MINNEAPOLIS — Entering Monday night, the Timberwolves had won two consecutive games just once this season.
That statistic was like an Acme anvil weighing down Wile E. Coyote, with the Road Runner representing NBA competency in this metaphor. You can't be a team that plays above .500 if you can't win more than two consecutive games. The only other time the Wolves won two straight came when they beat Detroit and Utah in the first two.
For some reason, the Wolves have the number of Utah, one of the best teams in the league, as Minnesota beat Utah 105-104 for their second straight win and second over Utah in three days. D'Angelo Russell's improbably open layup with 4.2 seconds remaining provided the win in a game the Wolves almost lost.
After leading most of the second half the Jazz went ahead 104-103 after Mike Conley hit a three with 5.9 seconds remaining. Conley had made one of two free throws just moments earlier with 12.3 seconds to go, and after he missed the second, Naz Reid grabbed a tipped rebound for the Wolves, but his foot was out of bounds. Conley came off a screen and nailed the go-ahead shot from the right wing. But After a timeout and a Chris Finch playcall, D'Angelo Russell ended up with a wide-open layup to put the Wolves ahead 105-104 with 4.2 seconds remaining. Ricky Rubio and Jaden McDaniels forced a steal off Conley fas the clock ran out and the Wolves secured their second straight win.

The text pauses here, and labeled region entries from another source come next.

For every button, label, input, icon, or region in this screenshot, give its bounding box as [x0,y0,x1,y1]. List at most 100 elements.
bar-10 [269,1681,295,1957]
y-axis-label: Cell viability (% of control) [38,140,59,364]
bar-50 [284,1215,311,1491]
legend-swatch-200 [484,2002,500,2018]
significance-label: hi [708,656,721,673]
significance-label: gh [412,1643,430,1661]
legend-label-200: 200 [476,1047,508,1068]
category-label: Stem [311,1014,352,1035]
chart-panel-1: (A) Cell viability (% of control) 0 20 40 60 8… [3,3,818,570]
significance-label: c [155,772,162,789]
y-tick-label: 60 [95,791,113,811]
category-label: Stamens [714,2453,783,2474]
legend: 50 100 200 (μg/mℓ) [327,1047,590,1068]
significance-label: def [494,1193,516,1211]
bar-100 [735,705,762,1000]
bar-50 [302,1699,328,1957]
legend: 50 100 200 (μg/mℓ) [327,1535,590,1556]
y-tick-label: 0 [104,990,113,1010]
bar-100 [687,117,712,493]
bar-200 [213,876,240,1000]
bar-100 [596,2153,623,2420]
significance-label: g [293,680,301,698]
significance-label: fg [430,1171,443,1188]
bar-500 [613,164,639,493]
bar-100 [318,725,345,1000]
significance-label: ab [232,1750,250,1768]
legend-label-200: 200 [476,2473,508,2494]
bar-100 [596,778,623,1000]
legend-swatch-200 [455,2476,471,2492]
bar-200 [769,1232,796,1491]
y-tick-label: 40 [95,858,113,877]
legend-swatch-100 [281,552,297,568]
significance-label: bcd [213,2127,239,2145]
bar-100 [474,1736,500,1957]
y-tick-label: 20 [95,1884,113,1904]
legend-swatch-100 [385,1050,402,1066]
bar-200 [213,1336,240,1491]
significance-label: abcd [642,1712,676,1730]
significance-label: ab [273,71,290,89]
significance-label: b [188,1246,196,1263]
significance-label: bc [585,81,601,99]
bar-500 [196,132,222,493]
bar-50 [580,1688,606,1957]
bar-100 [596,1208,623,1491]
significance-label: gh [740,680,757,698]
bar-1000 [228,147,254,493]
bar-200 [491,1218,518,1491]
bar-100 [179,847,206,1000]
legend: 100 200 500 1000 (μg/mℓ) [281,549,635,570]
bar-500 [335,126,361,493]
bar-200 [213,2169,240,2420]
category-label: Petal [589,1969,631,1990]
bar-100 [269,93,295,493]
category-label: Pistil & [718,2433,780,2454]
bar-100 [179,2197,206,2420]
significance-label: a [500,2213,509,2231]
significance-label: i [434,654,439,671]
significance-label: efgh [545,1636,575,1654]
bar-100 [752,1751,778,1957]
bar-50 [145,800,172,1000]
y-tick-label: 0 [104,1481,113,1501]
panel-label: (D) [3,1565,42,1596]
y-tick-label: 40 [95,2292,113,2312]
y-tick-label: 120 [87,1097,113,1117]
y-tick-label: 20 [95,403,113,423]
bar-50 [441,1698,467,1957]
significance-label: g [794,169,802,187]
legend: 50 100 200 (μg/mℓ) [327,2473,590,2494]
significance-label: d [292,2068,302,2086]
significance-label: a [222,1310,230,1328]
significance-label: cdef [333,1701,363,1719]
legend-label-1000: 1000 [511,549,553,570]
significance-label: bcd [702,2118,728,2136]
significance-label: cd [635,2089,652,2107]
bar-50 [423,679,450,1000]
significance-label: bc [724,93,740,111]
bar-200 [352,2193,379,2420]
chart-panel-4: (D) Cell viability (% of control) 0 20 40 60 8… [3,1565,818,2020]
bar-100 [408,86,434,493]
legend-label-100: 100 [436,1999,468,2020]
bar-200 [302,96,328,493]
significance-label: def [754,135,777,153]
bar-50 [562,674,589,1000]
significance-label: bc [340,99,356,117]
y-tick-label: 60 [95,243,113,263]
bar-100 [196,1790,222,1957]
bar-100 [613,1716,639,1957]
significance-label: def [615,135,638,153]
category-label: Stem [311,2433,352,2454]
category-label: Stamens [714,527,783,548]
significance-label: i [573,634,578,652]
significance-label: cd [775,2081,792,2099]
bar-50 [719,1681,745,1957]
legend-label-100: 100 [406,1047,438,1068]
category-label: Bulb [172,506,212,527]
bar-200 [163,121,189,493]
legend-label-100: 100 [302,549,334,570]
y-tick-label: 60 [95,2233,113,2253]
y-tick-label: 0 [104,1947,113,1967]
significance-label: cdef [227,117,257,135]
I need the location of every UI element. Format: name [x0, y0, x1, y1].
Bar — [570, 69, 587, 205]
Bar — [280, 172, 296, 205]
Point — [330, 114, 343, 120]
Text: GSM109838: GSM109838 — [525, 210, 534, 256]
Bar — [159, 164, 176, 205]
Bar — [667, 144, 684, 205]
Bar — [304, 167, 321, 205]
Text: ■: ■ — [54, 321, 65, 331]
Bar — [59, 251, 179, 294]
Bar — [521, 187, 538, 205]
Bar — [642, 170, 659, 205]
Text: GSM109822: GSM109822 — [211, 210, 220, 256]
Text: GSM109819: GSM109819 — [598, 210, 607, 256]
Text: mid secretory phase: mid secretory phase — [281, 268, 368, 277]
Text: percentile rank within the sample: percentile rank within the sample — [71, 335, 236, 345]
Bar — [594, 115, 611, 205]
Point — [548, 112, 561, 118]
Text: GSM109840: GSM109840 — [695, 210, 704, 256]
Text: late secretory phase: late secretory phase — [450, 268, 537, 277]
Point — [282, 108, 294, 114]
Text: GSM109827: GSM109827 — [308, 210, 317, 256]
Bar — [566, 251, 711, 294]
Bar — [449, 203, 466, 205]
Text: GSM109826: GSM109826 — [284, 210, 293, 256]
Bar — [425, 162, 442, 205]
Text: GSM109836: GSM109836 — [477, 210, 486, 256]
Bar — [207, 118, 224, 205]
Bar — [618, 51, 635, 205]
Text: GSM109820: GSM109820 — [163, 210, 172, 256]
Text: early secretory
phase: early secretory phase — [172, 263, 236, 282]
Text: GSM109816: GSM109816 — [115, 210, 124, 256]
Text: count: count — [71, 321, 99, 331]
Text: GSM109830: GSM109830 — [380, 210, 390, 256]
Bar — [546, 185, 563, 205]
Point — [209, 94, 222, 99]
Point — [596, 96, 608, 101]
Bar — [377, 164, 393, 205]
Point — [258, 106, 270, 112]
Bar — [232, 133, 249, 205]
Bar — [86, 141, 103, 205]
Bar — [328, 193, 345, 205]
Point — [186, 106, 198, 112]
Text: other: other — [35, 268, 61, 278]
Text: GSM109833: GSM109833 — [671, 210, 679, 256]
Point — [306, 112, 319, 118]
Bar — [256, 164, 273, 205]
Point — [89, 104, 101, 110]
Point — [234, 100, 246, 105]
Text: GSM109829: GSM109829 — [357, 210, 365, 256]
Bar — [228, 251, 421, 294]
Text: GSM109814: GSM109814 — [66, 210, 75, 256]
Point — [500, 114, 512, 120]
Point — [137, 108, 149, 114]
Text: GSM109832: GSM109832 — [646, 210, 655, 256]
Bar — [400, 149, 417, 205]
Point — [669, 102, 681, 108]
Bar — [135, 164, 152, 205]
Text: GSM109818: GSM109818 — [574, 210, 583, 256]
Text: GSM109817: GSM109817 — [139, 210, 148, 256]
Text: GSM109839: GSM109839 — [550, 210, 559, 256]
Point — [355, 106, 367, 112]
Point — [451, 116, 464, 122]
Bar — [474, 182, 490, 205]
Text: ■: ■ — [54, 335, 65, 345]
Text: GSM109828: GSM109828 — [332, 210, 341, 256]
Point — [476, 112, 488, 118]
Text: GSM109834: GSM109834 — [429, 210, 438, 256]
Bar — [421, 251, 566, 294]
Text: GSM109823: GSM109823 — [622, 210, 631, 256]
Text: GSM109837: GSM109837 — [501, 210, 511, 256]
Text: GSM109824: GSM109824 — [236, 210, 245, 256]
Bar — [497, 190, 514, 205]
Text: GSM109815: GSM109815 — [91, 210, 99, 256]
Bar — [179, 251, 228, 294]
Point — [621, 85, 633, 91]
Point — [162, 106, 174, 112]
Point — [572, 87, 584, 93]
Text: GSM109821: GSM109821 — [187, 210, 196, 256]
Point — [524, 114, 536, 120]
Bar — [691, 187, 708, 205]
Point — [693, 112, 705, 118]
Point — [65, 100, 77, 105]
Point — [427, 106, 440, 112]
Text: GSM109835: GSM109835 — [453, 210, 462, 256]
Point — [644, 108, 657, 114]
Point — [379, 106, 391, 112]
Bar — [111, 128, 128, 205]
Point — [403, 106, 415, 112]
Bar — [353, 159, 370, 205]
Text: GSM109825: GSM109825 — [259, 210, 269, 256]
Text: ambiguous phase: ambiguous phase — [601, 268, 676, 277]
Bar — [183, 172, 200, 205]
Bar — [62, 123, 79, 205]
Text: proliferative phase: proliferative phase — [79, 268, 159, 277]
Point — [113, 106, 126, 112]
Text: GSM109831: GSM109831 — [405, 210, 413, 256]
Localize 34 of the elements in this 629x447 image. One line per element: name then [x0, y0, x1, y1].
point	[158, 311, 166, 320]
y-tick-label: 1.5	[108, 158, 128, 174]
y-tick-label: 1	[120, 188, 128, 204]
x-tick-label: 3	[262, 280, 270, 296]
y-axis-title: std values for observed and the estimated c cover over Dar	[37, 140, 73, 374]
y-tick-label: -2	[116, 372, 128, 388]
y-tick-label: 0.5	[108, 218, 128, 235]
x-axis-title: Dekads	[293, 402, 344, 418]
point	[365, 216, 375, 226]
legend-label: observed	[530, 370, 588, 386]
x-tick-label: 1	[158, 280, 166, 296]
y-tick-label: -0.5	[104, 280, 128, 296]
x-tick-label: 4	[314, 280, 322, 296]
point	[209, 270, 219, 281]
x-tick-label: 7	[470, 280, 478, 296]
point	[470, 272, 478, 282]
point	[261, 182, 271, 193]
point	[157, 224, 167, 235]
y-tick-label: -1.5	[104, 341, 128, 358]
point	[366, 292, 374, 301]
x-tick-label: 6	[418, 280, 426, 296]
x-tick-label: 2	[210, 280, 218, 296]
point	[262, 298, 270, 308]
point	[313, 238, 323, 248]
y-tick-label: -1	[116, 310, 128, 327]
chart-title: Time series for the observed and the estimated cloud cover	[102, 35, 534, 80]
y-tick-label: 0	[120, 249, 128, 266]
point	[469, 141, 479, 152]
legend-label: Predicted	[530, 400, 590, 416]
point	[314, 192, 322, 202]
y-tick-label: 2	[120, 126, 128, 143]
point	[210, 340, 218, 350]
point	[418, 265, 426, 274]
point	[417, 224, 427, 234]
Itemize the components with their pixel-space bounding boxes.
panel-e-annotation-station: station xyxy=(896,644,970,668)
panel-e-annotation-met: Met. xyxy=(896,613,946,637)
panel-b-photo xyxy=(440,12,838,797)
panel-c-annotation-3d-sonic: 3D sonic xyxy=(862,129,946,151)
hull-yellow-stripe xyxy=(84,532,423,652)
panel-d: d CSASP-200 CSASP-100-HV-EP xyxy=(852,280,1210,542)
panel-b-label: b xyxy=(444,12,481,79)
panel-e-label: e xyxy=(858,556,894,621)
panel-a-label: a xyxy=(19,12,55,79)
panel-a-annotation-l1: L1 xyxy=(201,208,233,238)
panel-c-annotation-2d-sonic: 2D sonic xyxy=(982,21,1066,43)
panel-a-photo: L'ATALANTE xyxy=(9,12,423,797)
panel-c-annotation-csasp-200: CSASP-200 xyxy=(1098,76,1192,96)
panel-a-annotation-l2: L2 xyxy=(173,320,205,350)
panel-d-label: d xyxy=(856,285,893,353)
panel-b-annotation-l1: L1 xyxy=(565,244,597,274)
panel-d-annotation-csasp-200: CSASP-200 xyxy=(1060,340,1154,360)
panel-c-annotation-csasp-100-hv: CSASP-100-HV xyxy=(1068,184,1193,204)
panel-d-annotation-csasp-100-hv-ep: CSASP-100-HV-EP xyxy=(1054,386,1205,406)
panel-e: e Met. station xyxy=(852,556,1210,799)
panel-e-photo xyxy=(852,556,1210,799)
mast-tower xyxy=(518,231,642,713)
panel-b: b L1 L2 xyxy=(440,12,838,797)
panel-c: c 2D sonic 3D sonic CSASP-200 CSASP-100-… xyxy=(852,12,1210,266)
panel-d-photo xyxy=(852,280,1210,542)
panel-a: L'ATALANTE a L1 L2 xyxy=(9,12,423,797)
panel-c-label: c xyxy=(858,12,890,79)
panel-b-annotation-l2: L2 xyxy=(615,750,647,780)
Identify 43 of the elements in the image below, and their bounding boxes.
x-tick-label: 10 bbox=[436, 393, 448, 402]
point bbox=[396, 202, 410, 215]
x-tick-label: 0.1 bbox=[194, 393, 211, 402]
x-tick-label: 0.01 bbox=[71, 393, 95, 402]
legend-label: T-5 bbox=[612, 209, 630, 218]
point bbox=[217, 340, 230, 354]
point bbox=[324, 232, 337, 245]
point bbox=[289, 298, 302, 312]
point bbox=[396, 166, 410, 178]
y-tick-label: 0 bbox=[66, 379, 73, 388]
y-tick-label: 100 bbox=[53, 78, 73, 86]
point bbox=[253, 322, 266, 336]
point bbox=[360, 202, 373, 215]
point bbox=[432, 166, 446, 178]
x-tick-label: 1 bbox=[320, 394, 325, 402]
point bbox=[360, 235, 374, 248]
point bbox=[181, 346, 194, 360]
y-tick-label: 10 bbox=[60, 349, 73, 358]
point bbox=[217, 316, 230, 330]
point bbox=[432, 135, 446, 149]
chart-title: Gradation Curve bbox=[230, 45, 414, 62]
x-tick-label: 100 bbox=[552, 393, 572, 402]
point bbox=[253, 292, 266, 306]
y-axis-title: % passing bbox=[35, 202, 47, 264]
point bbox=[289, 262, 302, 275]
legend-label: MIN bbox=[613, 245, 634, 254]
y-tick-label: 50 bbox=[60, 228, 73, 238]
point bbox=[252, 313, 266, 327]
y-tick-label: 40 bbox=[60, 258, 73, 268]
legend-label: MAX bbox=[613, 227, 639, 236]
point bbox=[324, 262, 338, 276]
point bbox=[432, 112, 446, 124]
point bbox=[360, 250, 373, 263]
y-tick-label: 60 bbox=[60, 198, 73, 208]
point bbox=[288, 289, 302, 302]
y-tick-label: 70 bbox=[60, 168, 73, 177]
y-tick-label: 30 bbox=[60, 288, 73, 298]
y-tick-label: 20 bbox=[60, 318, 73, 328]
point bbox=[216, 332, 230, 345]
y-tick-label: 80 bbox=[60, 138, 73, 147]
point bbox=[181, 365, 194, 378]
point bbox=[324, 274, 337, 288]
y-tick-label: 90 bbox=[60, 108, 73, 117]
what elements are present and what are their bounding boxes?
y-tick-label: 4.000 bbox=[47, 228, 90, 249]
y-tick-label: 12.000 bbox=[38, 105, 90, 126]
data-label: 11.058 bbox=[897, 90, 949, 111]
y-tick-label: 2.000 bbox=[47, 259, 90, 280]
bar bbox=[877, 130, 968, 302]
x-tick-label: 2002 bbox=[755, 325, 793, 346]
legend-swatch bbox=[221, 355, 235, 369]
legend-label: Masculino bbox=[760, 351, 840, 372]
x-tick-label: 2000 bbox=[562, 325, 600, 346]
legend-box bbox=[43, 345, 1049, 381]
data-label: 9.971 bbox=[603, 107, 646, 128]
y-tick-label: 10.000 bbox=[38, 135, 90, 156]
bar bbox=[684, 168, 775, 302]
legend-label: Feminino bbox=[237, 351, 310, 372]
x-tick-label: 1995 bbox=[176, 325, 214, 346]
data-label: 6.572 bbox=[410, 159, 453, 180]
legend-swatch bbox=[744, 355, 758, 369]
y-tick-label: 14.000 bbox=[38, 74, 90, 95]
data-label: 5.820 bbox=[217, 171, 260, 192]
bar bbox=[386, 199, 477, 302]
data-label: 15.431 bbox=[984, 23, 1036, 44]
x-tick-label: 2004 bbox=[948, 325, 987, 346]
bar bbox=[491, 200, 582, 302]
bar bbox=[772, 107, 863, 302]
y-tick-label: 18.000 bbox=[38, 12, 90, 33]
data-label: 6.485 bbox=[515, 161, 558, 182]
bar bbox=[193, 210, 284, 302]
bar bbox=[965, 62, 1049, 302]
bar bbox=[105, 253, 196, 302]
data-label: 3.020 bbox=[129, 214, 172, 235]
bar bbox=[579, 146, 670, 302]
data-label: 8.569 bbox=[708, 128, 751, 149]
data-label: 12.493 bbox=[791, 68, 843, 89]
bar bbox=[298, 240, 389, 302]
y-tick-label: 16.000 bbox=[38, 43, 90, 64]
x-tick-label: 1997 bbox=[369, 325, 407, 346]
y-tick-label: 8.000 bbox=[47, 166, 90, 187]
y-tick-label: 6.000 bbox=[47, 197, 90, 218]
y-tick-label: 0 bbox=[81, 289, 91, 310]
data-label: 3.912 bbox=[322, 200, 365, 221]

Russell provided the oasis of offense in a desert of a first half with 27 points then turned distributor in the second half with 12 assists. After Utah erased a 10-point Wolves lead 97-97 with 2:52 left, it was Russell who hit a three and found Anthony Edwards for two more and the Wolves held on in the final minutes. Karl-Anthony Towns had a quiet first half scoring but finished with 21 and 11 rebounds. Conley had 26 for Utah.
The Jazz wanted to make Towns give up the ball as much as possible by sending two, sometimes three bodies at him. As a result, the Wolves' first six shot attempts were three-pointers, with Towns taking none of them. They hit just one. Over the first eight minutes of the first quarter, the Wolves managed just eight points. The only saving grace was Utah, playing without Donovan Mitchell, wasn't exactly lighting it up either and Minnesota trailed just 16-8.
Nobody else in the starting lineup could score while Towns took just one shot. He finished the quarter without a point as the Wolves shot 6-for-20 and trailed 33-17.
Towns began the second quarter on the bench while Juancho Hernangomez kept the Wolves in it with 12 points off the bench on just three official shot attempts. That helped keep the Wolves afloat after falling behind by 18 in the early moments of the quarter.
The Wolves cut that to 40-30 on Towns only field goal of the half after he re-emerged around the eight-minute mark. But the Wolves crawled all the way back thanks to ice cold Utah shooting (5 of 26 in the second quarter) and Russell catching fire.
Russell had 18 points in the first half on six three-pointers. His electrifying makes made up for a half that featured lots of clanging off the rim from both teams. Towns finished the first half with five points and three fouls.
Towns got more involved in the scoring in the third, and he wasn't shy about it. He had two thunderous dunks, one on a perfect lob pass from Russell, who tossed up the pass from near midcourt. Then Towns ended the quarter with a vicious step-back jumper on perennial foil Rudy Gobert. Russell, meanwhile, went from torch-throwing three-point shooter to distributor as he scored just two points in the third but had eight assists as the Wolves led by 13 after three.
The Wolves kept the lead in double digits until Utah made a run with 6 minutes left. A 97-87 lead became 97-97 with 2:52 left before Russell hit another three and set up Edwards for a bucket. The Wolves would lose the lead again, only to get it back.